In any case, texts are a little like black holes. They form a kind of flash point where the the macro and micro worlds (and the roughly associated professional and amateur worlds) of history come together almost inextricably. The hard part is finding the useful balance. (Ok, the hard part is putting up with the tedium of tracking commas.)
Next time I’d like to display a bit of the genetic criticism of King Follett (it’s fascinating to geeks like me, but in fact it’s not the most interesting of JS’s sermon-texts “geek-wise” either).
 The robust explanation and details would make things unwieldy. This is not really about mathematical physics. If you are persistent, here is something I wrote a long time ago. Eat it up if you really want to. Kristine, you are not allowed to criticize my prose – assuming you’d want to be bored out of your skull.
 Assuming black holes exist, the two worlds are forced to intersect there. A black hole has the mass of a star, and presumably, the size of a subatomic particle. An ugly and beautiful place.
 I’m making the false assumption that the acceleration due to gravity remains constant with distance. Hence my kick could initiate escape velocity in reality. But you get the picture.
 I’ve been in the borderlands here because of my educational background.
 Imagine an original letter written by Joseph Smith of proved provenance. A primary source. Think of Richard Bushman’s biography of Joseph Smith, Rough Stone Rolling. This is a “secondary” source.

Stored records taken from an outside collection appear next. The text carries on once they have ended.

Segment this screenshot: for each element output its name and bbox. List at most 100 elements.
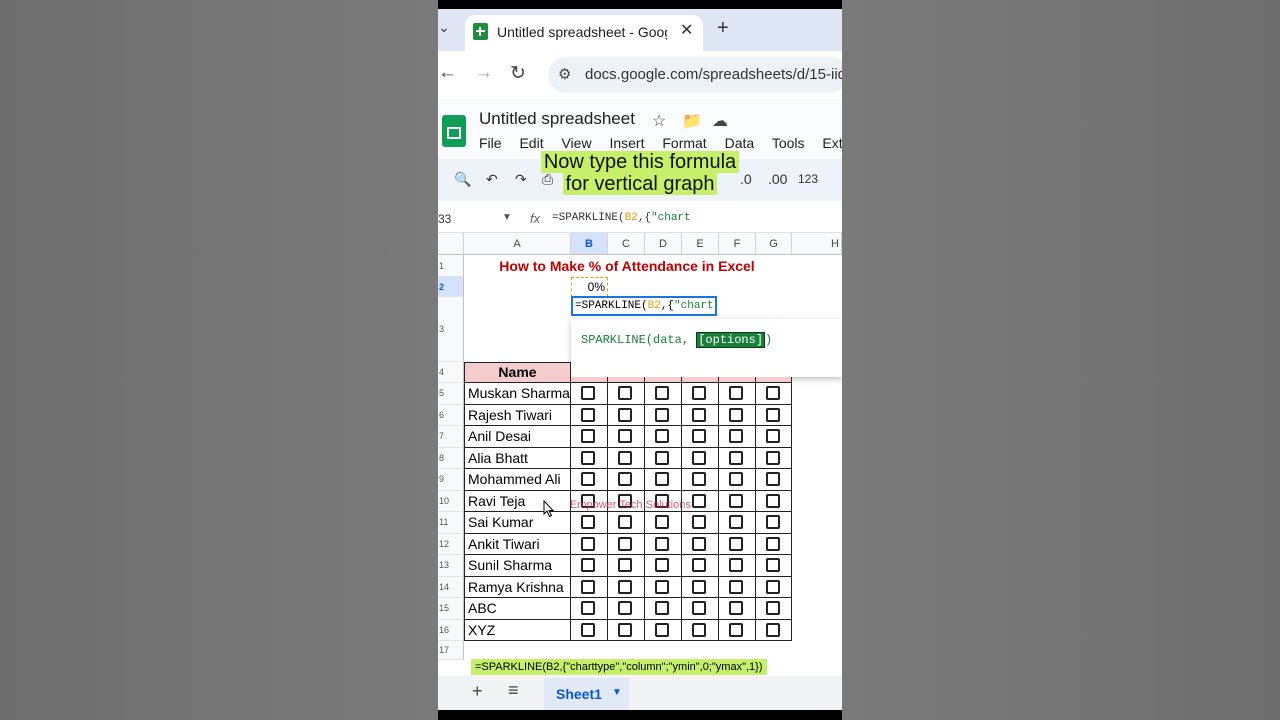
site-settings-icon[interactable]: ⚙	[558, 65, 571, 83]
new-tab-icon[interactable]: +	[717, 17, 729, 40]
checkbox[interactable]	[618, 601, 632, 615]
all-sheets-icon[interactable]: ≡	[508, 680, 519, 701]
col-header-a[interactable]: A	[464, 233, 571, 255]
checkbox[interactable]	[618, 579, 632, 594]
row-header-15[interactable]: 15	[438, 598, 464, 620]
checkbox[interactable]	[655, 579, 669, 594]
row-header-2[interactable]: 2	[438, 277, 464, 297]
col-header-c[interactable]: C	[608, 233, 645, 255]
checkbox[interactable]	[729, 386, 743, 400]
name-header-cell[interactable]: Name	[464, 362, 571, 383]
forward-arrow-icon[interactable]: →	[474, 62, 493, 84]
checkbox[interactable]	[729, 536, 743, 551]
menu-tools[interactable]: Tools	[772, 135, 805, 151]
checkbox[interactable]	[729, 558, 743, 572]
checkbox[interactable]	[618, 536, 632, 551]
checkbox[interactable]	[766, 579, 780, 594]
name-box[interactable]: 33	[438, 212, 451, 226]
name-cell[interactable]: Anil Desai	[464, 426, 571, 448]
menu-file[interactable]: File	[479, 135, 502, 151]
menu-format[interactable]: Format	[662, 135, 706, 151]
name-cell[interactable]: ABC	[464, 598, 571, 620]
checkbox[interactable]	[766, 622, 780, 637]
tab-list-chevron-icon[interactable]: ⌄	[438, 19, 450, 36]
row-header-12[interactable]: 12	[438, 533, 464, 555]
checkbox[interactable]	[581, 579, 595, 594]
row-header-17[interactable]: 17	[438, 641, 464, 660]
col-header-e[interactable]: E	[682, 233, 719, 255]
checkbox[interactable]	[581, 558, 595, 572]
checkbox[interactable]	[618, 429, 632, 443]
checkbox[interactable]	[692, 601, 706, 615]
checkbox[interactable]	[766, 558, 780, 572]
browser-tab[interactable]: Untitled spreadsheet - Google S ✕	[465, 15, 703, 51]
checkbox[interactable]	[729, 601, 743, 615]
checkbox[interactable]	[692, 450, 706, 465]
row-header-13[interactable]: 13	[438, 555, 464, 577]
cell-b2-percent[interactable]: 0%	[571, 277, 608, 297]
menu-insert[interactable]: Insert	[609, 135, 644, 151]
row-header-7[interactable]: 7	[438, 426, 464, 448]
checkbox[interactable]	[655, 601, 669, 615]
row-header-6[interactable]: 6	[438, 404, 464, 426]
checkbox[interactable]	[766, 601, 780, 615]
menu-edit[interactable]: Edit	[519, 135, 543, 151]
star-icon[interactable]: ☆	[652, 111, 666, 131]
menu-view[interactable]: View	[561, 135, 591, 151]
checkbox[interactable]	[655, 536, 669, 551]
spreadsheet-grid[interactable]: A B C D E F G H 1 2 3 4 5 6 7 8 9 10 11 …	[438, 233, 842, 660]
col-header-b[interactable]: B	[571, 233, 608, 255]
move-folder-icon[interactable]: 📁	[682, 111, 702, 131]
row-header-9[interactable]: 9	[438, 469, 464, 491]
sheets-logo-icon[interactable]	[442, 115, 466, 147]
checkbox[interactable]	[655, 515, 669, 529]
checkbox[interactable]	[655, 622, 669, 637]
add-sheet-icon[interactable]: +	[472, 681, 483, 702]
checkbox[interactable]	[729, 493, 743, 508]
menu-extensions[interactable]: Extensio	[822, 135, 842, 151]
checkbox[interactable]	[618, 558, 632, 572]
document-title[interactable]: Untitled spreadsheet	[479, 109, 635, 129]
checkbox[interactable]	[618, 450, 632, 465]
col-header-g[interactable]: G	[756, 233, 792, 255]
checkbox[interactable]	[729, 622, 743, 637]
menu-data[interactable]: Data	[725, 135, 755, 151]
checkbox[interactable]	[729, 450, 743, 465]
checkbox[interactable]	[618, 472, 632, 486]
name-cell[interactable]: Sunil Sharma	[464, 555, 571, 577]
checkbox[interactable]	[766, 429, 780, 443]
checkbox[interactable]	[766, 515, 780, 529]
checkbox[interactable]	[618, 407, 632, 422]
chevron-down-icon[interactable]: ▼	[612, 687, 622, 698]
checkbox[interactable]	[766, 536, 780, 551]
checkbox[interactable]	[766, 450, 780, 465]
row-header-5[interactable]: 5	[438, 383, 464, 405]
col-header-f[interactable]: F	[719, 233, 756, 255]
checkbox[interactable]	[692, 536, 706, 551]
checkbox[interactable]	[692, 472, 706, 486]
checkbox[interactable]	[655, 450, 669, 465]
checkbox[interactable]	[692, 622, 706, 637]
name-cell[interactable]: Ankit Tiwari	[464, 533, 571, 555]
row-header-8[interactable]: 8	[438, 447, 464, 469]
cell-b3-editor[interactable]: =SPARKLINE(B2,{"chart	[571, 296, 717, 316]
checkbox[interactable]	[766, 472, 780, 486]
checkbox[interactable]	[581, 450, 595, 465]
checkbox[interactable]	[655, 472, 669, 486]
checkbox[interactable]	[581, 472, 595, 486]
row-header-1[interactable]: 1	[438, 255, 464, 277]
checkbox[interactable]	[618, 386, 632, 400]
checkbox[interactable]	[655, 407, 669, 422]
col-header-h[interactable]: H	[792, 233, 842, 255]
row-header-14[interactable]: 14	[438, 576, 464, 598]
name-cell[interactable]: Rajesh Tiwari	[464, 404, 571, 426]
checkbox[interactable]	[729, 472, 743, 486]
checkbox[interactable]	[618, 622, 632, 637]
checkbox[interactable]	[692, 515, 706, 529]
checkbox[interactable]	[729, 407, 743, 422]
checkbox[interactable]	[581, 536, 595, 551]
name-cell[interactable]: XYZ	[464, 619, 571, 641]
back-arrow-icon[interactable]: ←	[438, 62, 457, 84]
reload-icon[interactable]: ↻	[510, 62, 526, 85]
close-icon[interactable]: ✕	[680, 20, 693, 40]
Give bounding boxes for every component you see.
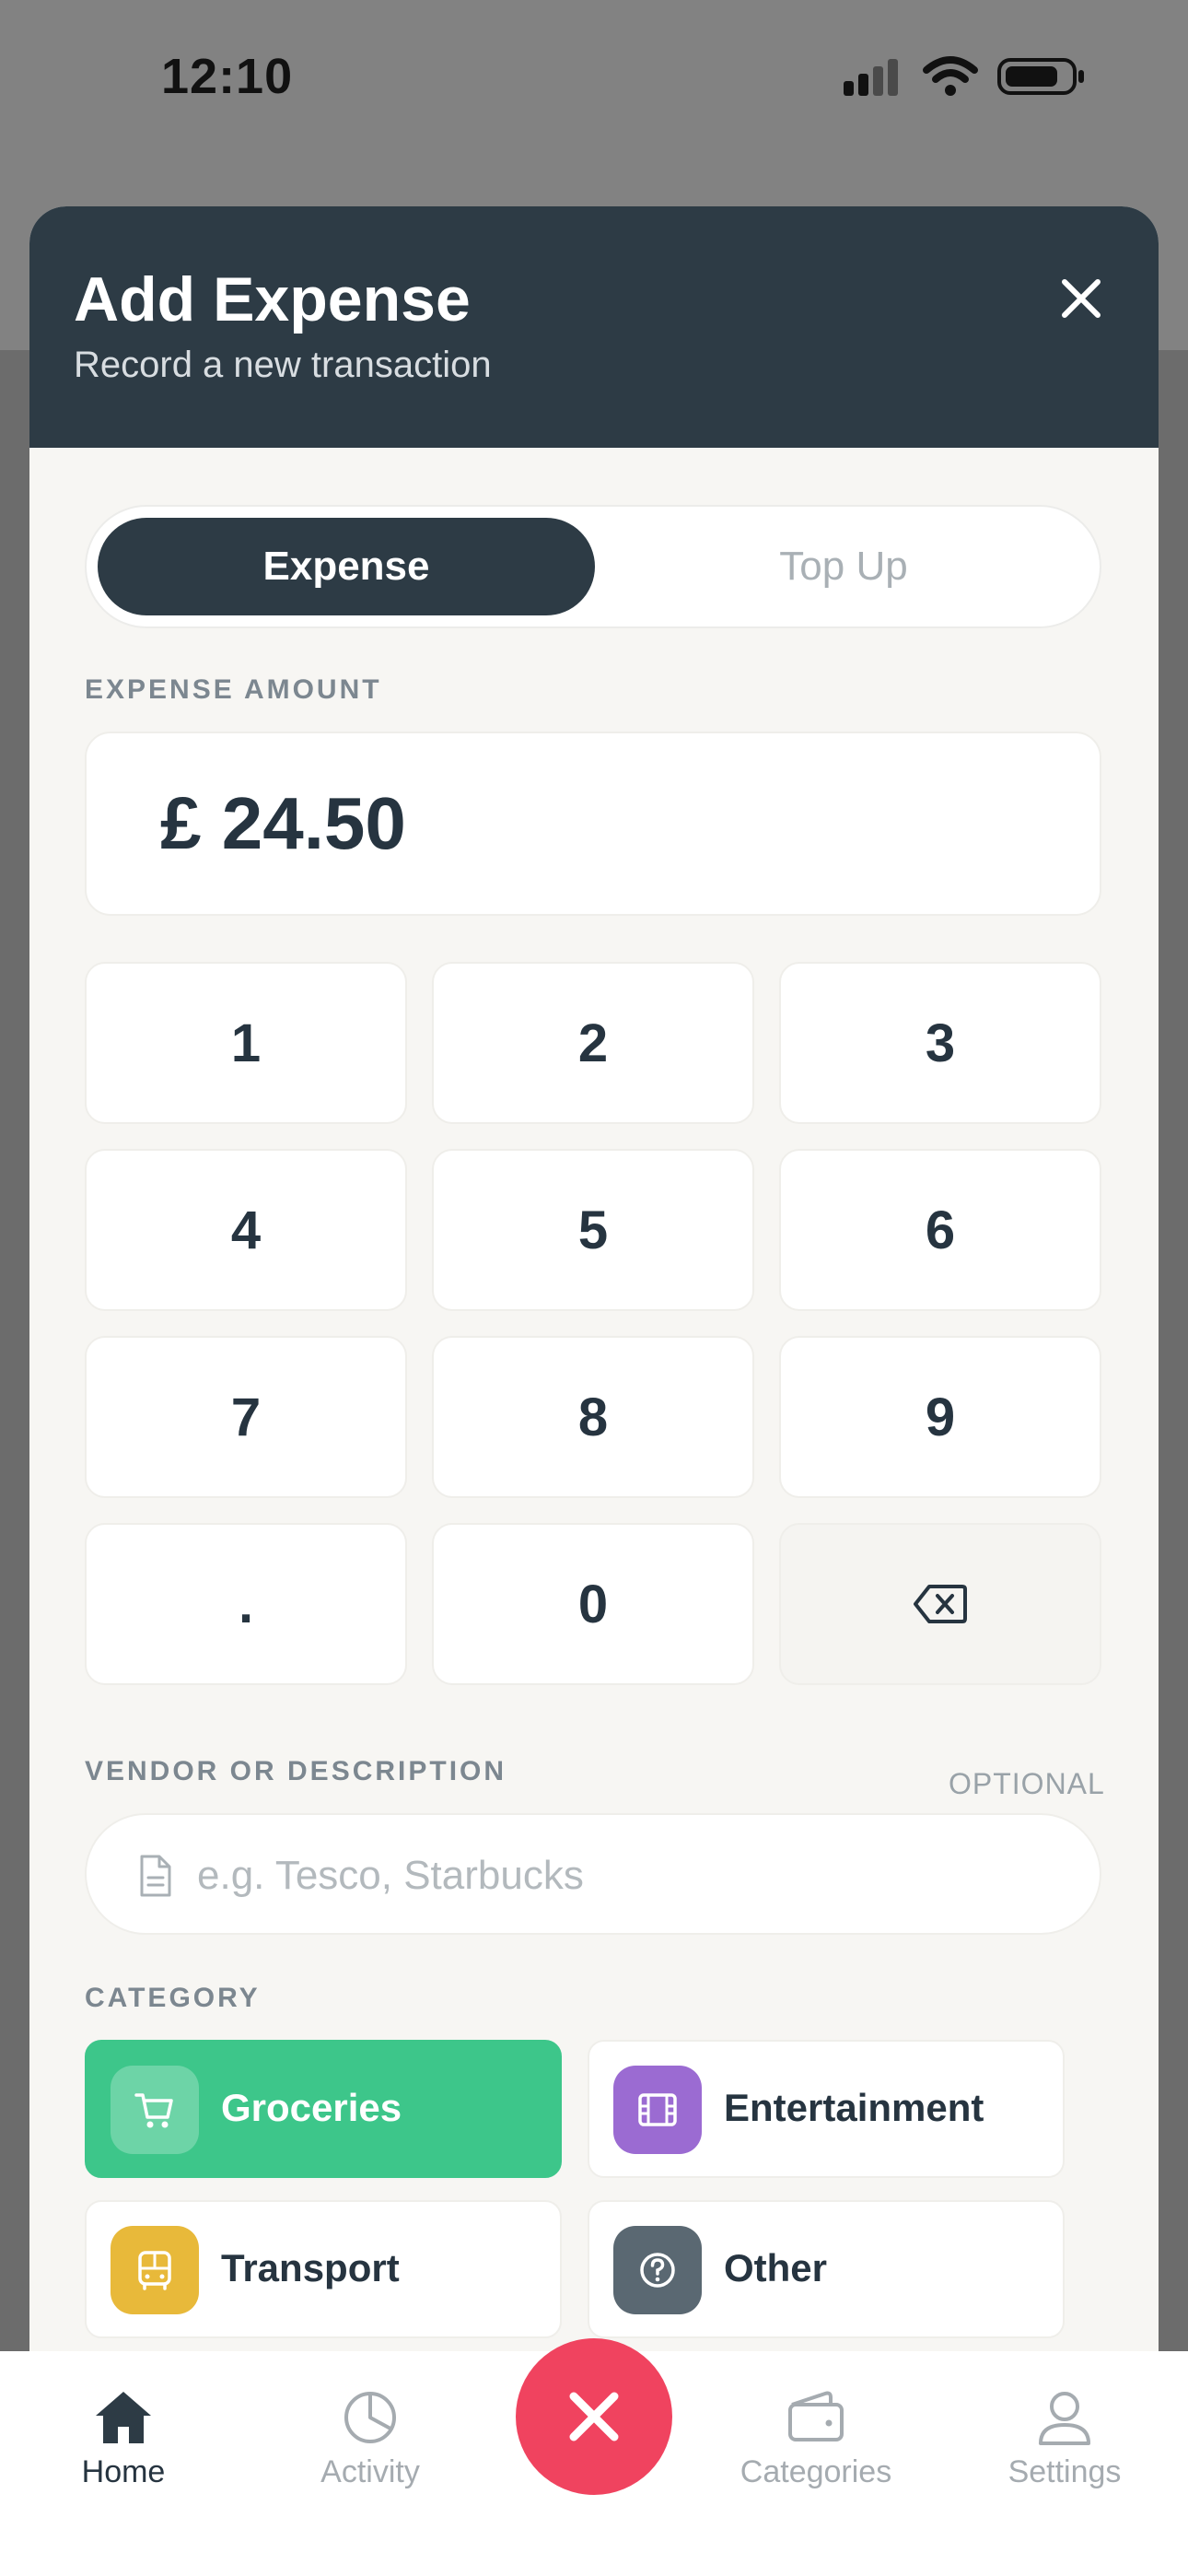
description-label: VENDOR OR DESCRIPTION <box>85 1756 507 1786</box>
category-label-transport: Transport <box>221 2246 400 2289</box>
bus-icon <box>111 2226 199 2314</box>
page-title: Add Expense <box>74 264 471 334</box>
tab-label-activity: Activity <box>320 2454 420 2489</box>
page-subtitle: Record a new transaction <box>74 345 492 385</box>
description-input[interactable] <box>197 1843 1063 1909</box>
amount-value: £ 24.50 <box>160 782 406 864</box>
category-label-other: Other <box>724 2246 828 2289</box>
optional-tag: OPTIONAL <box>949 1767 1105 1800</box>
close-fab-button[interactable] <box>516 2338 672 2495</box>
key-backspace[interactable] <box>779 1523 1101 1685</box>
battery-icon <box>997 58 1084 95</box>
signal-icon <box>844 59 898 96</box>
tab-home[interactable]: Home <box>22 2388 225 2508</box>
key-1[interactable]: 1 <box>85 962 407 1124</box>
category-label-groceries: Groceries <box>221 2086 402 2129</box>
wallet-icon <box>788 2391 844 2441</box>
category-groceries[interactable]: Groceries <box>85 2040 562 2178</box>
question-icon <box>613 2226 702 2314</box>
key-decimal[interactable]: . <box>85 1523 407 1685</box>
status-time: 12:10 <box>161 49 294 104</box>
key-2[interactable]: 2 <box>432 962 754 1124</box>
key-3[interactable]: 3 <box>779 962 1101 1124</box>
document-icon <box>140 1855 171 1897</box>
key-4[interactable]: 4 <box>85 1149 407 1311</box>
key-6[interactable]: 6 <box>779 1149 1101 1311</box>
close-icon <box>1062 279 1101 318</box>
key-0[interactable]: 0 <box>432 1523 754 1685</box>
type-toggle: Expense Top Up <box>85 505 1101 628</box>
category-label-entertainment: Entertainment <box>724 2086 984 2129</box>
film-icon <box>613 2066 702 2154</box>
backdrop-right <box>1157 350 1188 2359</box>
key-9[interactable]: 9 <box>779 1336 1101 1498</box>
tab-settings[interactable]: Settings <box>963 2388 1166 2508</box>
status-icons <box>840 55 1089 107</box>
category-entertainment[interactable]: Entertainment <box>588 2040 1065 2178</box>
tab-label-home: Home <box>81 2454 166 2489</box>
cart-icon <box>111 2066 199 2154</box>
close-icon <box>569 2392 619 2441</box>
close-button[interactable] <box>1052 269 1111 328</box>
backdrop-left <box>0 350 31 2359</box>
backspace-icon <box>914 1585 967 1623</box>
amount-display[interactable]: £ 24.50 <box>85 732 1101 916</box>
tab-top-up[interactable]: Top Up <box>595 518 1092 615</box>
key-5[interactable]: 5 <box>432 1149 754 1311</box>
add-expense-sheet: Add Expense Record a new transaction Exp… <box>29 206 1159 2576</box>
pie-chart-icon <box>344 2392 396 2443</box>
key-8[interactable]: 8 <box>432 1336 754 1498</box>
home-icon <box>96 2392 151 2443</box>
sheet-header: Add Expense Record a new transaction <box>29 206 1159 448</box>
wifi-icon <box>923 56 978 96</box>
tab-label-settings: Settings <box>1007 2454 1122 2489</box>
tab-activity[interactable]: Activity <box>269 2388 472 2508</box>
category-label: CATEGORY <box>85 1983 261 2013</box>
category-transport[interactable]: Transport <box>85 2200 562 2338</box>
tab-label-categories: Categories <box>740 2454 892 2489</box>
tab-categories[interactable]: Categories <box>715 2388 917 2508</box>
description-field[interactable] <box>85 1813 1101 1935</box>
amount-label: EXPENSE AMOUNT <box>85 674 382 705</box>
user-icon <box>1039 2392 1090 2445</box>
category-other[interactable]: Other <box>588 2200 1065 2338</box>
tab-expense[interactable]: Expense <box>98 518 595 615</box>
key-7[interactable]: 7 <box>85 1336 407 1498</box>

 It may seem like unreasonable suspicion, but the claim of location (E of temple) should not be taken at face value. An intervening decade can result in fusion of memories,etc. Another independent contemporary witness would be of use here.
 A typographical facsimile is a reproduction (in “type”) of a manuscript, which preserves as much of the order, size, line length and other features (even hand drawn arrows and such) as practically possible. Most attempts at manuscript reproduction are referred to as “diplomatic” transcripts and regarded by purists as less then ideal, and by typesetters (at least classically) as much more desirable. I admit to a purist bent. If you have a copy of the recent Joseph Smith Translation manuscripts publication by the BYU Religious Studies Center, you have a good example of a diplomatic transcript. If you’ve seen Royal Skousen’s critical edition of the Book of Mormon (not the Yale edition, the Maxwell Institute volumes) you’ve seen typographical facsimiles. In the sermon book, I do typo facsimiles. (That’s unintentionally funny.)